La resilienza nell’agricoltura urbana: si può sintetizzare così il progetto dell’orto biologico sulla terrazza della sede della FAO di Roma. Un modello di agricoltura che si delinea come una risposta sostenibile e creativa alla crisi globale ambientale di risorse e cibo che riguarda tutti noi. Una vera e propria oasi, che ospita antiche varietà biologiche, tra cui – per la stagione invernale – il peperoncino Papecchia, il cavolfiore violetto catanese, la cicoria catalogna di Brindisi, il sedano nostrale di Francavilla Fontana, il peperone Sweet Julie, solo per citarne alcune.
Il 17 novembre, al taglio del nastro di questo orto “del futuro” hanno partecipato tra gli altri il direttore generale FAO Qu Dongyu, il vicedirettore Maurizio Martina, con i partner della Mountain Partnership, l’amministratore delegato di Naturasì Fausto Jori e Slow Food.
Primo nel suo genere su un edificio delle Nazioni Unite, si tratta di un orto biologico modulare all’avanguardia, realizzato da NaturaSì con l’Università La Sapienza - Orto botanico di Roma, la startup Ecobubble e Slow Food in qualità di membri della Mountain Partnership, alleanza delle Nazioni Unite che conserva e valorizza l’agricoltura di alta quota.

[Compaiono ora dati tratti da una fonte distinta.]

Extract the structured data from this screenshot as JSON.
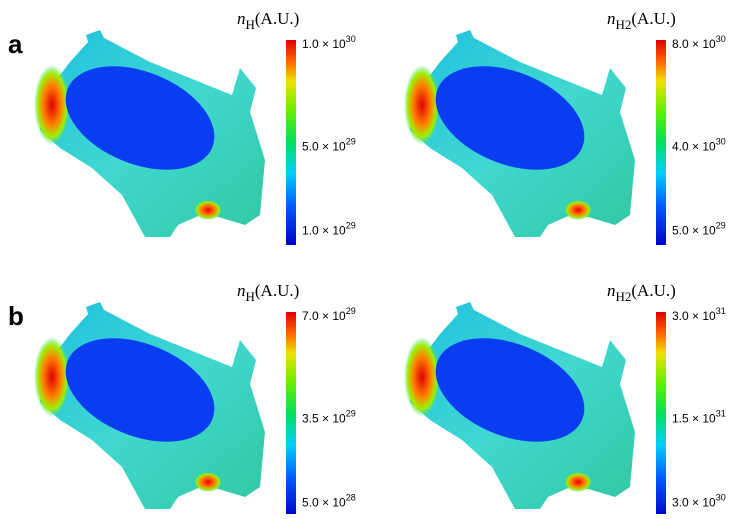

Le specie di piante selezionate per la coltivazione provengono dalla Fondazione Seminare il Futuro, di cui NaturaSì è partner. Da anni impegnata in ricerca e selezione di varietà specifiche per l’agricoltura biologica, la Fondazione ha tra i suoi principali obiettivi quello di rispondere all’impoverimento della biodiversità agricola, soprattutto in relazione alla necessità di coltivare varietà resistenti alla crisi climatica.
Negli ultimi 100 anni, ricorda la FAO, è scomparso il 75% delle specie vegetali impiegate in agricoltura. “Tra le principali cause della perdita della biodiversità troviamo l’uso di un numero sempre più ridotto di varietà vegetali coltivate in porzioni di territorio sempre più estese”, commenta Fausto Jori, Amministratore Delegato di NaturaSì. “Ecco perché è necessario investire per promuovere la ricerca, la selezione e la riproduzione di semi di varietà capaci di adattarsi alla crisi climatica per tutelare, da un lato, la biodiversità e, dall’altro, assicurare libertà agli agricoltori che sarebbero così in grado di riprodurre da soli le sementi di cui hanno bisogno”, conclude.
L’obiettivo di questo progetto sperimentale è trovare soluzioni per ovviare alla carenza di cibo in aree in cui le risorse scarseggiano; ambienti impervi come le montagne, ma anche nelle zone urbane, magari densamente popolate, dove questo nuovo tipo di agricoltura può ridurre la pressione sull’ambiente e portare ulteriori benefici alla società. “Abbiamo unito la volontà, la determinazione e la competenza di soggetti che da anni si adoperano per garantire il diritto di tutte le popolazioni di vivere in un ambiente sano, grazie anche a sistemi agroalimentari più efficienti, inclusivi, resilienti e sostenibili”, continua Jori. “Il Bio-Orto vuole essere un esempio, un’esperienza replicabile in altre realtà per promuovere un’agricoltura capace di dare ossigeno e cibo sano anche in contesti urbani dove il suolo è scarso”, conclude.